Me acaban de enviar esta carta de un lector al diario La Nación (Argentina) en la cual se confirma los abusos que se cometen con los turistas extranjeros en Argentina amparados y fomentados por el Gobierno de Kirchner. Resulta que, en restaurantes, hoteles, clubs y demás, apenas se percatan que uno es turista (por el acento o la vestimenta) lo obligan a pagar en dólares y no en pesos. Pero no hay que sorprenderse. En Argentina, los únicos que tienen derechos son lo que cortan las calles y saquean supermercados. La Ley es algo que existió en el pasado y que hoy sólo recuerdan algunos memoriosos.
Señor Director:
«El mes pasado recibí en mi casa a un primo mío y su esposa, ambos de nacionalidad mexicana. Amante él, como yo, de la ópera, decidió devolverme la gentileza invitándome a una función de La Bohème en el Teatro Colón, para lo cual hizo una larga cola para obtener sobrantes de abono. Cuando llegó a la ventanilla, la empleada -que había reconocido por su acento la condición de extranjero de mi primo- le informó que él y su esposa debían pagar una tarifa diferente por las entradas y que su nacionalidad iba a ser verificada al momento de entrar al teatro, para lo cual debían llevar alguna documentación.

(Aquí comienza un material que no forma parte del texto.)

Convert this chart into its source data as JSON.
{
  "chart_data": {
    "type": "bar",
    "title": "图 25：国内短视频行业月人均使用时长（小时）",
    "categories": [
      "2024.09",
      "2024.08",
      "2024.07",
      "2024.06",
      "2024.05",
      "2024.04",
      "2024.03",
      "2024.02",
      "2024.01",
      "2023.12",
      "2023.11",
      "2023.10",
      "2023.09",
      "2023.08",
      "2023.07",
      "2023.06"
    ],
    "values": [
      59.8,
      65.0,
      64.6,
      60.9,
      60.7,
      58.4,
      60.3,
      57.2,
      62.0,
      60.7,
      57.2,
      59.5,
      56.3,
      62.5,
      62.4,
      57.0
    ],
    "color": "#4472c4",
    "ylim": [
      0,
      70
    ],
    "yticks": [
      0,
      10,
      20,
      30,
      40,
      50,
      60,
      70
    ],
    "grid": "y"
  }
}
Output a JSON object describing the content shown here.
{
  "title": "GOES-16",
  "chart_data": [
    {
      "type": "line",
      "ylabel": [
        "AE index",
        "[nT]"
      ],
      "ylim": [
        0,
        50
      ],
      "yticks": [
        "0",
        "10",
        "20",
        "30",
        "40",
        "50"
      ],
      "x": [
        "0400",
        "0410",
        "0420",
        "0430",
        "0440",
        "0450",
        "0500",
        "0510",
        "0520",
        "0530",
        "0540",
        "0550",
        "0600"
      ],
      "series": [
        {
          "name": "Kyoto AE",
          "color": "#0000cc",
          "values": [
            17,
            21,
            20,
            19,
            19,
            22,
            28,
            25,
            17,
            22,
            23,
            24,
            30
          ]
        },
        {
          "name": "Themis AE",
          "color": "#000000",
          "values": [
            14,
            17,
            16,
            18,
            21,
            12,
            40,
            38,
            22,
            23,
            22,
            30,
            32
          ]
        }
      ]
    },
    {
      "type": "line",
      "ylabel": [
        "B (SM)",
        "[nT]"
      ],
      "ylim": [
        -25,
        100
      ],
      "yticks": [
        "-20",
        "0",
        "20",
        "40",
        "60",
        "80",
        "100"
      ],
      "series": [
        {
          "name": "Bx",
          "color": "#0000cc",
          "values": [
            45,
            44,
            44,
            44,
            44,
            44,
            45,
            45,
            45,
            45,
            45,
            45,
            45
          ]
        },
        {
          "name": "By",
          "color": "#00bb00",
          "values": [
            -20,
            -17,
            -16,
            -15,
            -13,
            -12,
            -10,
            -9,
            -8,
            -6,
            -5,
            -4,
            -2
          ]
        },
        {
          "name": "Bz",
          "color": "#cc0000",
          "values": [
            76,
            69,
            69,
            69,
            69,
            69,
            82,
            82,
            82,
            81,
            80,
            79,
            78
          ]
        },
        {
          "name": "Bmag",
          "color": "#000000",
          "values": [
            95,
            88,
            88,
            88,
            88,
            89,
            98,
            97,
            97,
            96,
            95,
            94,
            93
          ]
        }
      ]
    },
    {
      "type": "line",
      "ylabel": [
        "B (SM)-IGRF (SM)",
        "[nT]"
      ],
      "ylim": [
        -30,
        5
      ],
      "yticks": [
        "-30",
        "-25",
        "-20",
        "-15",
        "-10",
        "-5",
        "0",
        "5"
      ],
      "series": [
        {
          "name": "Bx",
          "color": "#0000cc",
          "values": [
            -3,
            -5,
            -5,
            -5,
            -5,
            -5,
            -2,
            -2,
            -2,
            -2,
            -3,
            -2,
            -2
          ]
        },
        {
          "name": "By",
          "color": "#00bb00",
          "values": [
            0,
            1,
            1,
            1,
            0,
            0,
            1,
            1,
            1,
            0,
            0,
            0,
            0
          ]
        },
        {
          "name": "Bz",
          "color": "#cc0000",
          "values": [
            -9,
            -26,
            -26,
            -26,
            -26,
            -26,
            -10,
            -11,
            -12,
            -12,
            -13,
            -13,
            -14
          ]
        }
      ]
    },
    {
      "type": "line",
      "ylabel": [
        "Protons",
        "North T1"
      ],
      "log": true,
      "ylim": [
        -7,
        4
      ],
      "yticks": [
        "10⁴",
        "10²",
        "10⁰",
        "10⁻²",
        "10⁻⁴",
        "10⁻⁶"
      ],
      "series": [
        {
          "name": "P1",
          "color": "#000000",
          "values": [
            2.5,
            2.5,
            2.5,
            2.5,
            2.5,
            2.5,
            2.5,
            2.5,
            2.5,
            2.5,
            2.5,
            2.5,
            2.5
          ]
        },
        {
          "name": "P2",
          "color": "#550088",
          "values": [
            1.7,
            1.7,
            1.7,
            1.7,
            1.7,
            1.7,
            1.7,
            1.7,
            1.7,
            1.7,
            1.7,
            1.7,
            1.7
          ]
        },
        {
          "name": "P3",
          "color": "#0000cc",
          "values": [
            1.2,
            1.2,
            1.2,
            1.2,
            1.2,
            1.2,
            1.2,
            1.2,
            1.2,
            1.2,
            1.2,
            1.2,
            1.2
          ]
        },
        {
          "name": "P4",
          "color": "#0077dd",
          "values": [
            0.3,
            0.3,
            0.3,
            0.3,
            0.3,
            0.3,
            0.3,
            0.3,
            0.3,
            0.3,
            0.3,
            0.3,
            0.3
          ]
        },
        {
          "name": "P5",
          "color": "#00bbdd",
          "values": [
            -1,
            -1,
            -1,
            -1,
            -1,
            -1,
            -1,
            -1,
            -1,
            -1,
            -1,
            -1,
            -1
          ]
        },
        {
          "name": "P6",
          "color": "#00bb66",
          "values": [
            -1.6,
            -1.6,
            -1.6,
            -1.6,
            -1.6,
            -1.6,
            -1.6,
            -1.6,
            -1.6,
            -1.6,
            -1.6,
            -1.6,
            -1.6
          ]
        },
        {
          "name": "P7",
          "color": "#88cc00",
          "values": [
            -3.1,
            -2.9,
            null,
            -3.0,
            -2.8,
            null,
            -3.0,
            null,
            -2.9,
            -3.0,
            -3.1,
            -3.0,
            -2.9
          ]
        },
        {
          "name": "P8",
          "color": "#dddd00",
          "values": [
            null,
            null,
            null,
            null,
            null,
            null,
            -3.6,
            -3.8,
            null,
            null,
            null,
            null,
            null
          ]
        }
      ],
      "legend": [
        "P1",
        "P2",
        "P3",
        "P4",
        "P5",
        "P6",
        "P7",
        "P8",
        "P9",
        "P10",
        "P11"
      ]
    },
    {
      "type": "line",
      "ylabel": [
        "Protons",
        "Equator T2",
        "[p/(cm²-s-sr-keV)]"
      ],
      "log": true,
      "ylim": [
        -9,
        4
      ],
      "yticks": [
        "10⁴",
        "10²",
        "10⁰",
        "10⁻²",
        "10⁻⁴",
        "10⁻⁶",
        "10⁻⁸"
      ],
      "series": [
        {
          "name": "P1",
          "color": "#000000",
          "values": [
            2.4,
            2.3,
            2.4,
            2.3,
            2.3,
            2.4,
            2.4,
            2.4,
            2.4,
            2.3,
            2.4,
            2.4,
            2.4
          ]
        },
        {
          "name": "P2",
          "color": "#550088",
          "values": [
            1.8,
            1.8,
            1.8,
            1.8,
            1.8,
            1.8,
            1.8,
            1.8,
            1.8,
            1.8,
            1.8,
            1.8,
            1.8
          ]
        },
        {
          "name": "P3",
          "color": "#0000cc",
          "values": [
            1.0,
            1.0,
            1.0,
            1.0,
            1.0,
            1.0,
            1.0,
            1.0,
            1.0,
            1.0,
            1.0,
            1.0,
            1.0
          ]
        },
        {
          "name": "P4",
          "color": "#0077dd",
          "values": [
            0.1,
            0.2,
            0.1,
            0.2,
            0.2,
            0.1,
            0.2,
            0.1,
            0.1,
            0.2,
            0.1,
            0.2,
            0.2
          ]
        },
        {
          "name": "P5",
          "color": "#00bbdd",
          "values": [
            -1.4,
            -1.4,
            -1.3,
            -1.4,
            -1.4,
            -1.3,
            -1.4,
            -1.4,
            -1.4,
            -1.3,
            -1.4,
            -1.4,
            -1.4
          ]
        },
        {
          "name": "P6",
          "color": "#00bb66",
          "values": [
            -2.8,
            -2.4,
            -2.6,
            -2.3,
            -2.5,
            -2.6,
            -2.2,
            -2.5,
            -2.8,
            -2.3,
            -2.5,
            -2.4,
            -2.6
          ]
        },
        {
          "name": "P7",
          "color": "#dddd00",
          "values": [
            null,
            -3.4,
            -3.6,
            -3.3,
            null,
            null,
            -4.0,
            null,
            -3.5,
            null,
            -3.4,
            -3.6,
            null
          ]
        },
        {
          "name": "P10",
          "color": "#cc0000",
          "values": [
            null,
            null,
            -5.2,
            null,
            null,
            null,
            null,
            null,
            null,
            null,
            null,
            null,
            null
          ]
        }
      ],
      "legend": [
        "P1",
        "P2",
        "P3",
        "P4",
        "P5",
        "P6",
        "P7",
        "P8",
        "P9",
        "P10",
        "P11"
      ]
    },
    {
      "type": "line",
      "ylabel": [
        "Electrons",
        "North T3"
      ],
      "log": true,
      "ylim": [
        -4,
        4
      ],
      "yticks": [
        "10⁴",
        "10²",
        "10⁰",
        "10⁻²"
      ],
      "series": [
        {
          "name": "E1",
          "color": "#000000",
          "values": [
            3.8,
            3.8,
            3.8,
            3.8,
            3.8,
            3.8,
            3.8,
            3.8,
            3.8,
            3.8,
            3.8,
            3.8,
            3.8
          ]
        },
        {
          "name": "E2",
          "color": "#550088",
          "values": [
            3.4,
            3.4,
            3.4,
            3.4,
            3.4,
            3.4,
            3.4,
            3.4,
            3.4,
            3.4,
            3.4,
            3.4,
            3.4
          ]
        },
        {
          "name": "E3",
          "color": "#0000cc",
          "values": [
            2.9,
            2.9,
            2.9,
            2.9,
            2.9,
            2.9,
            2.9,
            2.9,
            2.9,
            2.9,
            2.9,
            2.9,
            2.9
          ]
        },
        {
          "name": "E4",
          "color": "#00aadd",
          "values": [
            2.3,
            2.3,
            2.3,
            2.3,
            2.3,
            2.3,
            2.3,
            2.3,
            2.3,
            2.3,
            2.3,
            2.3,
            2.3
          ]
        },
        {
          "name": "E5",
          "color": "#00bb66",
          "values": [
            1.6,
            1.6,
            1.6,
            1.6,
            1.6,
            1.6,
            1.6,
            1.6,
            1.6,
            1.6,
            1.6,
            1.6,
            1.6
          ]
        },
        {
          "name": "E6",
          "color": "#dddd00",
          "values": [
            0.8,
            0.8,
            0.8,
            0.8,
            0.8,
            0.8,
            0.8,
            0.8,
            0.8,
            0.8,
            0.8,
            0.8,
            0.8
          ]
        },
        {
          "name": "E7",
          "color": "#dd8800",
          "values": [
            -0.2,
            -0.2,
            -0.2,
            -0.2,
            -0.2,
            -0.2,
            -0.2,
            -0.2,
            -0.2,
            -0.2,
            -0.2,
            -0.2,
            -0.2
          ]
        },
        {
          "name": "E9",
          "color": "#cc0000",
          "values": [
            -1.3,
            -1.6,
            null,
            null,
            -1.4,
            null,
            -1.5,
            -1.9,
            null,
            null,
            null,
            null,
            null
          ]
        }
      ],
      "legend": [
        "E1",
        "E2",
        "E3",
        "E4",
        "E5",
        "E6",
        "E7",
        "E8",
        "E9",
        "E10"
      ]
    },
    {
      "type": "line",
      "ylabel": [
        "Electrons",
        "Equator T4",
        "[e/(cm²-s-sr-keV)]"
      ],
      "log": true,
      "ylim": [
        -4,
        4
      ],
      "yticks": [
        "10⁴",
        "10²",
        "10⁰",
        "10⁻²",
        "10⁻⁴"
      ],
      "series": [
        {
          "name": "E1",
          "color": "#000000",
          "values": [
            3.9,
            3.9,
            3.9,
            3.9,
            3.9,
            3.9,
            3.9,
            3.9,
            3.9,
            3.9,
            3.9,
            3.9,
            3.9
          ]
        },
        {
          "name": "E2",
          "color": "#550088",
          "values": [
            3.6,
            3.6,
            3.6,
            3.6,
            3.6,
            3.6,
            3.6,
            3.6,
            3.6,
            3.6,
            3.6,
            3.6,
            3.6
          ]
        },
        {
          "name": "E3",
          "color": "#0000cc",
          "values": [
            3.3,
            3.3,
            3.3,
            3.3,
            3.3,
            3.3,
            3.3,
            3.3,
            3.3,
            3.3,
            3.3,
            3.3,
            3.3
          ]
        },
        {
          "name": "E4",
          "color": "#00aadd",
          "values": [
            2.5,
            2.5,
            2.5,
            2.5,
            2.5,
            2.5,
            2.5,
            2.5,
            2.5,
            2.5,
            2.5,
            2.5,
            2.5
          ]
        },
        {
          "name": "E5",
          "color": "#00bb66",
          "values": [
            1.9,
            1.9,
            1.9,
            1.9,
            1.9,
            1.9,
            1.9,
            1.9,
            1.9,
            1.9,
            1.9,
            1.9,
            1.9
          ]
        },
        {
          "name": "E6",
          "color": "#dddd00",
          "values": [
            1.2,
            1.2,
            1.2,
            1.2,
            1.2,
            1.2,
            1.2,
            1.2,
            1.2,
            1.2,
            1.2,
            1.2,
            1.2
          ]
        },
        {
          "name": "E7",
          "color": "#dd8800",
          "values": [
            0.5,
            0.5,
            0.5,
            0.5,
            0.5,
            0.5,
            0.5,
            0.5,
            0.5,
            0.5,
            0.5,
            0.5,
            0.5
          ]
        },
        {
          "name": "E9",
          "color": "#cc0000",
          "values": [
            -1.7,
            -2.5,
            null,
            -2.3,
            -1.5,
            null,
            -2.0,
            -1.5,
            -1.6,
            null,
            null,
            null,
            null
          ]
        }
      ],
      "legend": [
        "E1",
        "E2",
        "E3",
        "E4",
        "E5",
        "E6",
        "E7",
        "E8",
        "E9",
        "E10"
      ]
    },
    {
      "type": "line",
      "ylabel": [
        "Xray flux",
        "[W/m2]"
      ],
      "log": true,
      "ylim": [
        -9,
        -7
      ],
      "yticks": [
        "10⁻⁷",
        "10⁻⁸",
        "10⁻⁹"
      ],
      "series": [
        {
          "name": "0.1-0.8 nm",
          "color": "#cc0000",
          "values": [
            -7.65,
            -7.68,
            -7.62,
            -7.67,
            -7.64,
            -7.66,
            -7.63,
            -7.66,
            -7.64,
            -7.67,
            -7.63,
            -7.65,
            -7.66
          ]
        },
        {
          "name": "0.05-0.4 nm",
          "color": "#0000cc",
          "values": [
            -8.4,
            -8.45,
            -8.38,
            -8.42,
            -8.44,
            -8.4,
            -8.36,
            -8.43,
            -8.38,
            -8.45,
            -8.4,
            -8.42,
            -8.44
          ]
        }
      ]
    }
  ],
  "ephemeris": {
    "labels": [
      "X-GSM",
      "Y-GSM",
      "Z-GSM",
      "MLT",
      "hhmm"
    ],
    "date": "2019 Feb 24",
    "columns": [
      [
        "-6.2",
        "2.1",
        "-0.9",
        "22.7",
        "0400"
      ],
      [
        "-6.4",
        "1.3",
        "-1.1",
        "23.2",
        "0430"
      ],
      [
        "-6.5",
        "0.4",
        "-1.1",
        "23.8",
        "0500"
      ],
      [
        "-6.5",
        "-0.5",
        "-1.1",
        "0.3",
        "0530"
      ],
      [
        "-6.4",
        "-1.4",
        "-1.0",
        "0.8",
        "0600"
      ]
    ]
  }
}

«Tuvo entonces que comprar dos plateas para mi esposa y para mí a 160 pesos cada una (que llevaban la inscripción «50% de descuento») y las otras dos a nada menos que al doble, 320 pesos cada una. De más está decir que nadie solicitó en la entrada ningún documento, ni a ellos ni a nosotros. También, que fue difícil sustraerse a la vergüenza que me provocó que una institución pública dedicada a la cultura hiciera lo mismo que hacen algunos hoteles y compañías aéreas, discriminando de esa manera tan burda a los extranjeros que nos visitan. No recuerdo que se me haya cobrado ninguna tarifa diferencial en ninguna parte del mundo cuando el cambio nos favorecía y pedíamos a gritos «deme dos».»